Ocean Shores, with its rich diversity of habitat, has recorded 300 species of birds. Jetties may host Wandering Tattler, Surfbird, or Rock Sandpiper, while nearby beaches and marshes hold migrating Pacific Golden Plover or even a rare Sharp-tailed Sandpiper.
Ocean Shores is also a magnet for rare birds including Mottled Petrel, Manx Shearwater, Eurasian Dotterel, Bristle-thighed Curlew, Bar-tailed Godwit, Curlew Sandpiper, Ivory Gull, Least Tern, Long-billed Murrelet, Horned Puffin, Yellow Wagtail, and McKay’s Bunting.
Not to be outdone, is Hoquiam, WA, home of the nationally recognized Shorebird Festival. Hundreds of thousands of shorebirds migrate from Central and South America to the Arctic each spring, stopping at the nutrient-rich mudflats of the Grays Harbor National Wildlife Refuge to refuel and rest.
The refuge has been designated a Western Hemisphere Shorebird Reserve Network Site, only one of eight such sites in the Western Hemisphere, in recognition of its importance to migrating shorebirds.

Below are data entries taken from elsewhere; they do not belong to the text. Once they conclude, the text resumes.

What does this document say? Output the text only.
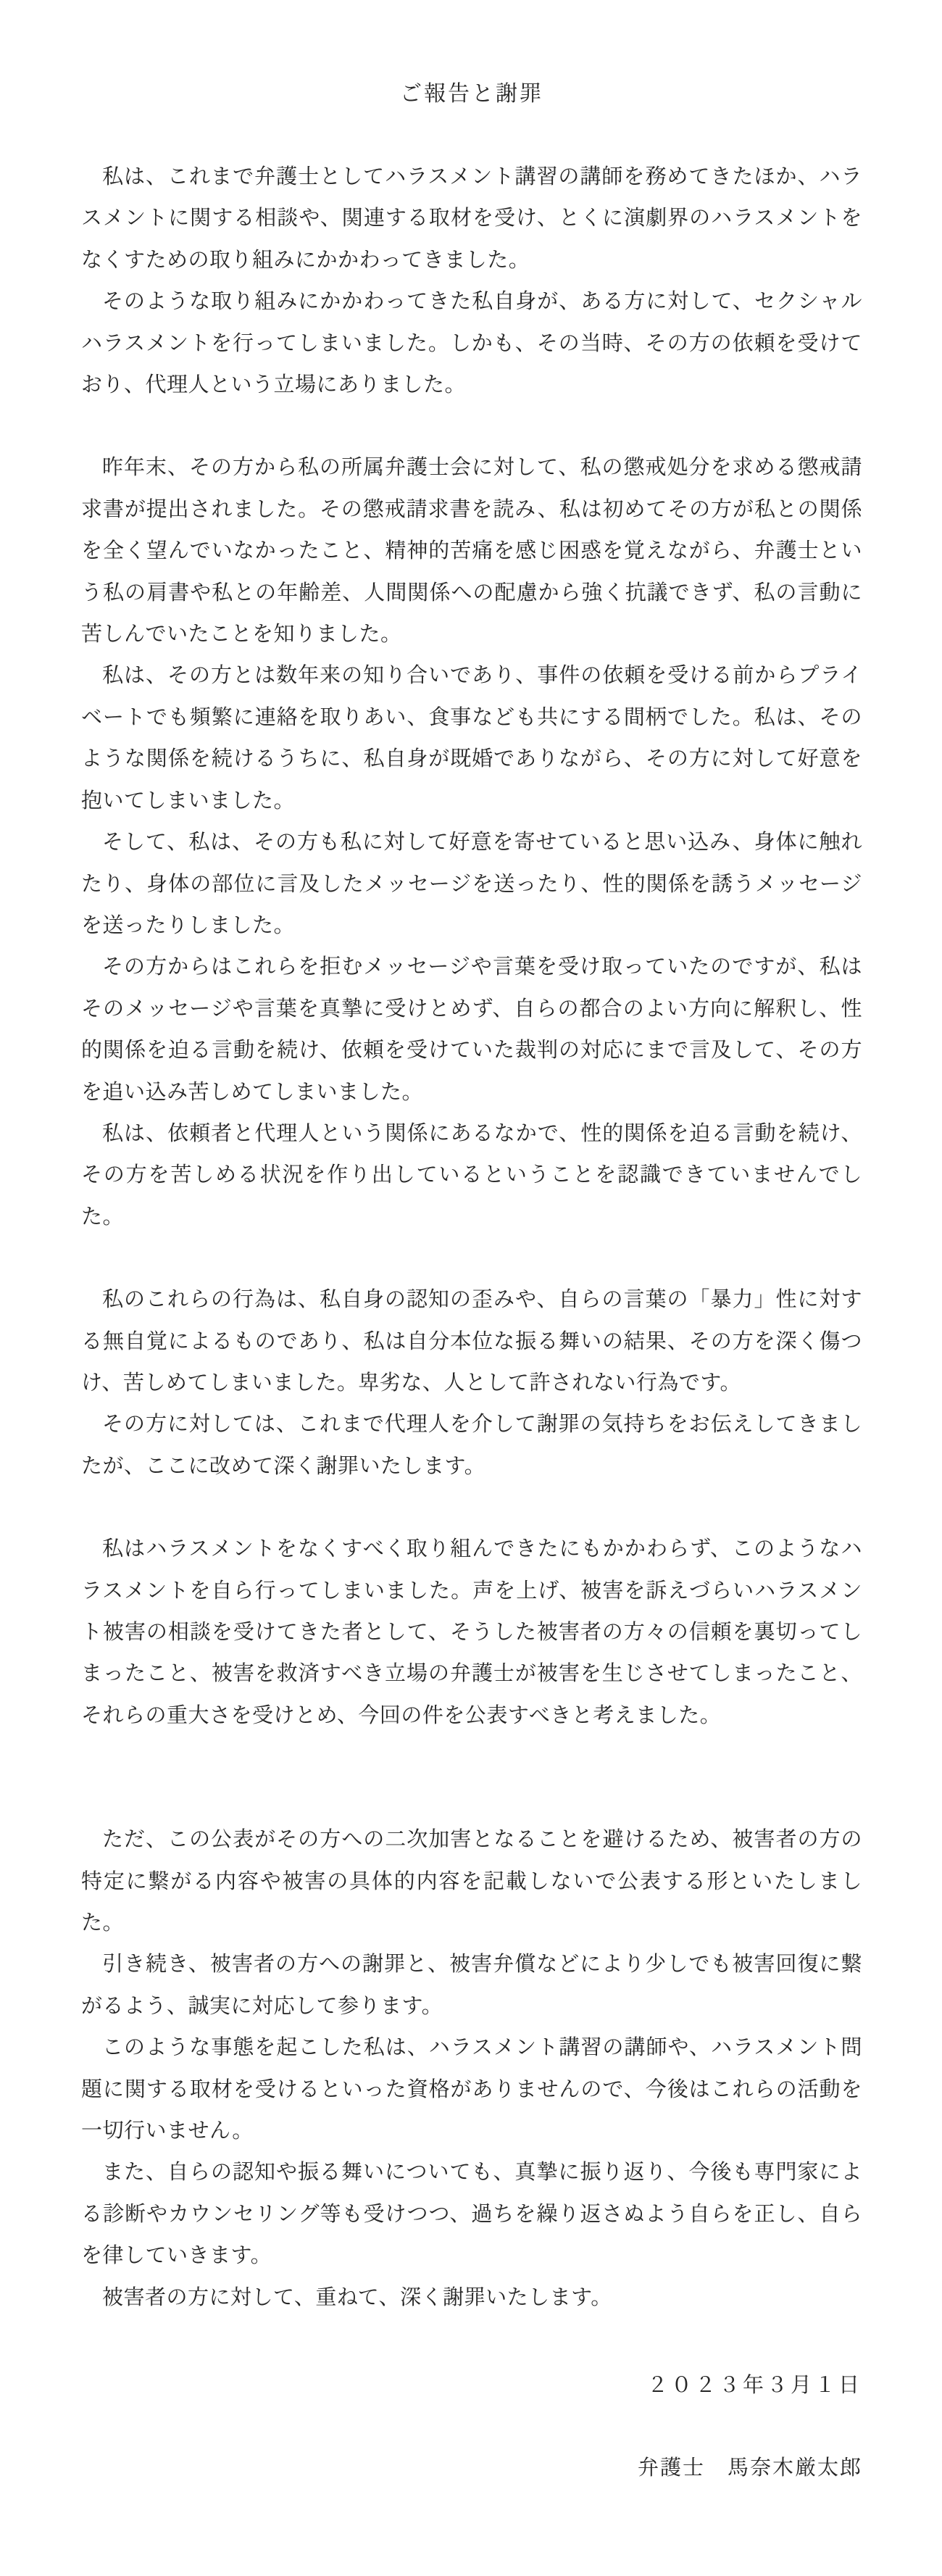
ご報告と謝罪

私は、これまで弁護士としてハラスメント講習の講師を務めてきたほか、ハラスメントに関する相談や、関連する取材を受け、とくに演劇界のハラスメントをなくすための取り組みにかかわってきました。

そのような取り組みにかかわってきた私自身が、ある方に対して、セクシャルハラスメントを行ってしまいました。しかも、その当時、その方の依頼を受けており、代理人という立場にありました。

昨年末、その方から私の所属弁護士会に対して、私の懲戒処分を求める懲戒請求書が提出されました。その懲戒請求書を読み、私は初めてその方が私との関係を全く望んでいなかったこと、精神的苦痛を感じ困惑を覚えながら、弁護士という私の肩書や私との年齢差、人間関係への配慮から強く抗議できず、私の言動に苦しんでいたことを知りました。

私は、その方とは数年来の知り合いであり、事件の依頼を受ける前からプライベートでも頻繁に連絡を取りあい、食事なども共にする間柄でした。私は、そのような関係を続けるうちに、私自身が既婚でありながら、その方に対して好意を抱いてしまいました。

そして、私は、その方も私に対して好意を寄せていると思い込み、身体に触れたり、身体の部位に言及したメッセージを送ったり、性的関係を誘うメッセージを送ったりしました。

その方からはこれらを拒むメッセージや言葉を受け取っていたのですが、私はそのメッセージや言葉を真摯に受けとめず、自らの都合のよい方向に解釈し、性的関係を迫る言動を続け、依頼を受けていた裁判の対応にまで言及して、その方を追い込み苦しめてしまいました。

私は、依頼者と代理人という関係にあるなかで、性的関係を迫る言動を続け、その方を苦しめる状況を作り出しているということを認識できていませんでした。

私のこれらの行為は、私自身の認知の歪みや、自らの言葉の「暴力」性に対する無自覚によるものであり、私は自分本位な振る舞いの結果、その方を深く傷つけ、苦しめてしまいました。卑劣な、人として許されない行為です。

その方に対しては、これまで代理人を介して謝罪の気持ちをお伝えしてきましたが、ここに改めて深く謝罪いたします。

私はハラスメントをなくすべく取り組んできたにもかかわらず、このようなハラスメントを自ら行ってしまいました。声を上げ、被害を訴えづらいハラスメント被害の相談を受けてきた者として、そうした被害者の方々の信頼を裏切ってしまったこと、被害を救済すべき立場の弁護士が被害を生じさせてしまったこと、それらの重大さを受けとめ、今回の件を公表すべきと考えました。

ただ、この公表がその方への二次加害となることを避けるため、被害者の方の特定に繋がる内容や被害の具体的内容を記載しないで公表する形といたしました。

引き続き、被害者の方への謝罪と、被害弁償などにより少しでも被害回復に繋がるよう、誠実に対応して参ります。

このような事態を起こした私は、ハラスメント講習の講師や、ハラスメント問題に関する取材を受けるといった資格がありませんので、今後はこれらの活動を一切行いません。

また、自らの認知や振る舞いについても、真摯に振り返り、今後も専門家による診断やカウンセリング等も受けつつ、過ちを繰り返さぬよう自らを正し、自らを律していきます。

被害者の方に対して、重ねて、深く謝罪いたします。

２０２３年３月１日
弁護士　馬奈木厳太郎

Two dozen species of shorebirds use the Grays Harbor estuary during the spring and fall migration. The Grays Harbor estuary is one of four major stop-over areas for about one million shorebirds along the Pacific Flyway. 365 species of birds have been seen along the Washington Coast. That’s over 75 percent of all species ever seen in our state. The coast of Grays Harbor is one of the top places in the US to watch birds.